Five things we learned from the May 7 financial disclosure of state senator Teresa Fedor, a Democrat from Toledo.
1.She said she received a gift from Gracehaven, who cares for minors who are victims of sex trafficking.
2. The state reimbursed him $ 4,314 for the mileage between his home and Columbus.
3. For investments, Fedor reported pensions with the Ohio Public Employees Retirement System and the State Teachers Retirement System. She is also investing in Ohio Deferred Compensation.
4. She did not report any work outside of the Ohio General Assembly.
5. At one point last year, she owed at least $ 1,000 to Macy’s American Express, Ann Taylor, JC Penney, Dillard’s, Discover and the Toledo Metro Federal Credit Union.

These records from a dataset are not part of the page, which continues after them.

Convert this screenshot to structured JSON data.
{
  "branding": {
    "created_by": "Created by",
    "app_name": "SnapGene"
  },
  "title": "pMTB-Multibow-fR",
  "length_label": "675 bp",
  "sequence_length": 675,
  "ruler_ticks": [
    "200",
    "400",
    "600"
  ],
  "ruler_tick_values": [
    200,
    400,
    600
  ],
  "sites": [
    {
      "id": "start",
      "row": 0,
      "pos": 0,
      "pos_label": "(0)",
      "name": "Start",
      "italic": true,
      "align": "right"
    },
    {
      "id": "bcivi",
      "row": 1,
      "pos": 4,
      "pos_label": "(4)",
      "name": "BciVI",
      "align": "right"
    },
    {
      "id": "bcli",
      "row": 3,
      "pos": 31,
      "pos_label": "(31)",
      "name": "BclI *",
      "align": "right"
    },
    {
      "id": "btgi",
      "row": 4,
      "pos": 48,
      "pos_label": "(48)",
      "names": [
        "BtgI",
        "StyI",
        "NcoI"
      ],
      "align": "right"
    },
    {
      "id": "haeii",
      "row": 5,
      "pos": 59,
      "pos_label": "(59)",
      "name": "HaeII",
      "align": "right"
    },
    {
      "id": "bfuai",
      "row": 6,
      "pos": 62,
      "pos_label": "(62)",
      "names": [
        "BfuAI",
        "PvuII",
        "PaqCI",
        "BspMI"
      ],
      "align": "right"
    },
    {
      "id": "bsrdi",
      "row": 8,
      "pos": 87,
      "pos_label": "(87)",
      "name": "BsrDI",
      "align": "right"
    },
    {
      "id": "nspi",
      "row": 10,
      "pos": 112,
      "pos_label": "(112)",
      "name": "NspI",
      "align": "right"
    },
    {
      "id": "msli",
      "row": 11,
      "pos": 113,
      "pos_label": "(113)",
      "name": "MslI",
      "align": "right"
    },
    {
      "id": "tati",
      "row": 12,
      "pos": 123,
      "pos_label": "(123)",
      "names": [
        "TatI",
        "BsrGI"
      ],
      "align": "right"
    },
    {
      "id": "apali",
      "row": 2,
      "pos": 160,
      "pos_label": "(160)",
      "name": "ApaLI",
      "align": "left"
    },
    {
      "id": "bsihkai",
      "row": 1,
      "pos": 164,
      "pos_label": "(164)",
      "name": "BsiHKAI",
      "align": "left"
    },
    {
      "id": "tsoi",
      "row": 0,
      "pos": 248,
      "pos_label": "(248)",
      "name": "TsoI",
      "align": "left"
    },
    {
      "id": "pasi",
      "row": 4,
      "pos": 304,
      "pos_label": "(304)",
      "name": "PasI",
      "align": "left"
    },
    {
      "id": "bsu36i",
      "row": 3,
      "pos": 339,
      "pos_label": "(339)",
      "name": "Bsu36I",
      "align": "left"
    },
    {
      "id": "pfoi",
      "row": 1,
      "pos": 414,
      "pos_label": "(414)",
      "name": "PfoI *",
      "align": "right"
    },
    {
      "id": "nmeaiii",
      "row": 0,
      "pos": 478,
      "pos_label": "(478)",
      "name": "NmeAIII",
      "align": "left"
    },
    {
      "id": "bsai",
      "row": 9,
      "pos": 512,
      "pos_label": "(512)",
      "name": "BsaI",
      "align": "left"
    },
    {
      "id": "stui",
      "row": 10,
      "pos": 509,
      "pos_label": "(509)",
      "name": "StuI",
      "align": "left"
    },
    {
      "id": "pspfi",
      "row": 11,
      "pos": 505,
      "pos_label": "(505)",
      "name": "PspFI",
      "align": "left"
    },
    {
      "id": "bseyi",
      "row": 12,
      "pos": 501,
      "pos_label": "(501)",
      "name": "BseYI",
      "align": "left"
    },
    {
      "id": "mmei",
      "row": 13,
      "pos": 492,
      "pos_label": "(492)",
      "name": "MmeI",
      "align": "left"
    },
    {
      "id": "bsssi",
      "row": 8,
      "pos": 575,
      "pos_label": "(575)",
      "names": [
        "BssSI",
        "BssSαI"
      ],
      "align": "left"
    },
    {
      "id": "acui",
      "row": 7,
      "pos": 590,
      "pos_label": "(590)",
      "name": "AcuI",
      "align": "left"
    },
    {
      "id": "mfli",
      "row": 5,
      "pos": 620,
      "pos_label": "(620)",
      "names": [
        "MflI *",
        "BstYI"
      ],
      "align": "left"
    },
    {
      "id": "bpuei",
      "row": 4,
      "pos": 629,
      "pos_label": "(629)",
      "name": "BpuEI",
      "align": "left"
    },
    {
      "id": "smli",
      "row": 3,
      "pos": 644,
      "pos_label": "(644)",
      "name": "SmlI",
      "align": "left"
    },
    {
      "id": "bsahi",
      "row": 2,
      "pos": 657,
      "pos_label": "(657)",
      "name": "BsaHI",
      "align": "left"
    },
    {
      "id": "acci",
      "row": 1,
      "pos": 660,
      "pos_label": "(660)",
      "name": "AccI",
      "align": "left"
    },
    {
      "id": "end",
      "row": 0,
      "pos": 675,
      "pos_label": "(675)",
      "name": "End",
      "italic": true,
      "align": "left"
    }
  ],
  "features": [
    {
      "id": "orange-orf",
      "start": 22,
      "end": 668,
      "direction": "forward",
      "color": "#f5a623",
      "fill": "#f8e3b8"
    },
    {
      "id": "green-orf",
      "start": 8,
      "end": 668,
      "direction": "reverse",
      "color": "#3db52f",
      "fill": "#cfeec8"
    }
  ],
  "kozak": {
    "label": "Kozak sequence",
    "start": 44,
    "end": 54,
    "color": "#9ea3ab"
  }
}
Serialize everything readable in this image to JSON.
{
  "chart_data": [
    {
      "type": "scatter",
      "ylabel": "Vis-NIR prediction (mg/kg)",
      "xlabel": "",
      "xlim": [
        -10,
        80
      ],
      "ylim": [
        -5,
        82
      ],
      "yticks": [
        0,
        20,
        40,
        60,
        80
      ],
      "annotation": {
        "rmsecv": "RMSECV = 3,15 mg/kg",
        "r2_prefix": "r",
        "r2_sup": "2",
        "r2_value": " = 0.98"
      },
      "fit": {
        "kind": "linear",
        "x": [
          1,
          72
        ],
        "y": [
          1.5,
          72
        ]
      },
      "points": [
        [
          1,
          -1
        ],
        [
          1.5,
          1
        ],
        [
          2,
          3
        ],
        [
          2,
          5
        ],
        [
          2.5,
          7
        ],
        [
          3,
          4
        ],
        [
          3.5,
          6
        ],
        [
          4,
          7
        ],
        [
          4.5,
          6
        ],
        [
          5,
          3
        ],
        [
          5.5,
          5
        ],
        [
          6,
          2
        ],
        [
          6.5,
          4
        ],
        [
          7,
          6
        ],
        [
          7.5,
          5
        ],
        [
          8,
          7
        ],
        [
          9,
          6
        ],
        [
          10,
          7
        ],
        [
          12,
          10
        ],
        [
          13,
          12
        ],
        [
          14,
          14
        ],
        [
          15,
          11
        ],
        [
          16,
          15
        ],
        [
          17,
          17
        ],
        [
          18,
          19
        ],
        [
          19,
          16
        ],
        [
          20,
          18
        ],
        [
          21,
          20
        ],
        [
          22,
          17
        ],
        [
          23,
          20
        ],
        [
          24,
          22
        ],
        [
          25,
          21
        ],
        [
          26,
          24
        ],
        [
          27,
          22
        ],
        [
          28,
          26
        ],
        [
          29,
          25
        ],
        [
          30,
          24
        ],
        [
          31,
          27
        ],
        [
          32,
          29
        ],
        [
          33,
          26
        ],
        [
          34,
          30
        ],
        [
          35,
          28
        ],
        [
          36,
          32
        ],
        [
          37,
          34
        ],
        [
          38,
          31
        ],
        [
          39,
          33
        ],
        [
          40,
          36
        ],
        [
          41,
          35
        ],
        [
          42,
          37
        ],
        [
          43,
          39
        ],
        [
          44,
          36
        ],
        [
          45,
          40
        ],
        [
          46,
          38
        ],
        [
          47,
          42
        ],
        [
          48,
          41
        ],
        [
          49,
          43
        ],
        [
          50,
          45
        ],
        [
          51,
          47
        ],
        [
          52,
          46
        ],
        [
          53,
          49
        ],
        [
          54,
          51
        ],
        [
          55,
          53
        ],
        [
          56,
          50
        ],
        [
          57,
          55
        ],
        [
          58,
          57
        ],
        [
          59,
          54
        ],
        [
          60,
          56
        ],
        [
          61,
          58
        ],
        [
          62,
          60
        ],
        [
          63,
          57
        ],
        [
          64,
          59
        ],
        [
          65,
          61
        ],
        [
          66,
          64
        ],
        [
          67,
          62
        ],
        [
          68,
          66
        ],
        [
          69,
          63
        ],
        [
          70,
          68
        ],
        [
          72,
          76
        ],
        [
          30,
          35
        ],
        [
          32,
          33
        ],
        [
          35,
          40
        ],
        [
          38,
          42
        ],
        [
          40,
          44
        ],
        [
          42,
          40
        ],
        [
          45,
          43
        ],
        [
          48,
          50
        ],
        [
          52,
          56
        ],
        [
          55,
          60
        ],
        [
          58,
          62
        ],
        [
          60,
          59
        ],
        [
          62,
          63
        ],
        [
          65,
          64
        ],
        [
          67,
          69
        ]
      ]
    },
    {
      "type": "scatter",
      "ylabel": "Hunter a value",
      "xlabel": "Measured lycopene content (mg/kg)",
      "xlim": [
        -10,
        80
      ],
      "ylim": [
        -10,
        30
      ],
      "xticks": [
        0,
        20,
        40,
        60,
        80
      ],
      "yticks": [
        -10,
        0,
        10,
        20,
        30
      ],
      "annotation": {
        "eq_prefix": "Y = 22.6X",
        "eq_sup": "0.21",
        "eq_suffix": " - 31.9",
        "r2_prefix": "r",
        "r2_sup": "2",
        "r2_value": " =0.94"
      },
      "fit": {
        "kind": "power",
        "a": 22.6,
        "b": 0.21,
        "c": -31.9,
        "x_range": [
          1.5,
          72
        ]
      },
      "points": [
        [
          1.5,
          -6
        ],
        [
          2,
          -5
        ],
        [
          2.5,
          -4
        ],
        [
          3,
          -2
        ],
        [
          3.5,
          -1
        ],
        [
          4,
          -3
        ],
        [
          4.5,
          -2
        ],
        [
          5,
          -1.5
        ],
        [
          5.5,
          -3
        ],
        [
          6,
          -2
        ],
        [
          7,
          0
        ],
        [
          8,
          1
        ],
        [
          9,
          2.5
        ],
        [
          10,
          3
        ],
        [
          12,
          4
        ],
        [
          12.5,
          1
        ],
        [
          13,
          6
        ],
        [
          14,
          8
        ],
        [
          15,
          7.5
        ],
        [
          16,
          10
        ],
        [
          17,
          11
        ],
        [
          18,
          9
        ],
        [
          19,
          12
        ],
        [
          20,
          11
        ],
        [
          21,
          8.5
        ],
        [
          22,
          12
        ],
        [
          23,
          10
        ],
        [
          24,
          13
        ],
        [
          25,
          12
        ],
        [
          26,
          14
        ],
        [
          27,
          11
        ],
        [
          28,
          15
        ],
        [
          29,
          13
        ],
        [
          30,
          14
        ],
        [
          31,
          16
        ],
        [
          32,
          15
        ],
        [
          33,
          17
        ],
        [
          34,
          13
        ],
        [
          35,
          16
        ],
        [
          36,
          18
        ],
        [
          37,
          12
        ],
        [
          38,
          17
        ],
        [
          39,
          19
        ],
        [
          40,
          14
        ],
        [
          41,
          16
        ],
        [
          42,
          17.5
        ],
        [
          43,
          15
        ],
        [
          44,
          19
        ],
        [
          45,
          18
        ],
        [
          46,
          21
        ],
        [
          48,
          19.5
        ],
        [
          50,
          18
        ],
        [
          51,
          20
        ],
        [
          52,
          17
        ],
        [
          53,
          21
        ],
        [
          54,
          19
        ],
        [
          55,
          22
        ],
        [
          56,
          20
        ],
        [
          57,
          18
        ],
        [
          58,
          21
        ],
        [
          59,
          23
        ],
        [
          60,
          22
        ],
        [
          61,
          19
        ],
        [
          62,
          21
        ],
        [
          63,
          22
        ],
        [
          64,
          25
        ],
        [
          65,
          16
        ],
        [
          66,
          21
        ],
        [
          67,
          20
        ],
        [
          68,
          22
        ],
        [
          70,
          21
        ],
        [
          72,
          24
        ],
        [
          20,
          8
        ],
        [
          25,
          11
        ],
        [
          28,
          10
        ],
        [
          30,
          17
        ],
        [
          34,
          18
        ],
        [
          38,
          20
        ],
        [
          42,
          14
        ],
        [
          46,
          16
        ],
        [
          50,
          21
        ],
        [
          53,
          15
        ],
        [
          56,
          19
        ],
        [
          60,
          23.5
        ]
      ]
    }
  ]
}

Dayton Mayor Nan Whaley, who is running for the Democratic nomination for the governorship of Ohio next year, was elected the 79th president of the United States Conference of Mayors on Friday. Whaley was previously vice chairman of the group.
Whaley was endorsed on Tuesday by the 314 Action Fund, a science-focused, Democratic-leaning political action committee. In a statement, Shaughnessy Naughton, the group’s chairwoman, said it was “essential” that Democrats “come together” to support Whaley, whom she called “a smart, fact-driven leader.” It is one of the first national approvals to be made in the Ohio governor’s race in 2022.
Sante Ghetti begins today as Vice President of Investor Relations for the Greater Akron Chamber of Commerce. Ghetti most recently worked as Vice President, Government Advocacy for the Greater Cleveland Partnership.
“I rarely vote because I think most politicians are full of s —.”
-Former Columbus TV reporter Tom Sussi, quoted in the Columbus Dispatch, at a fundraiser where he (presumably) asked people to vote for him in his candidacy for Columbus city council. Records have shown that Sussi has only voted once in the past decade, in the November 2020 general election.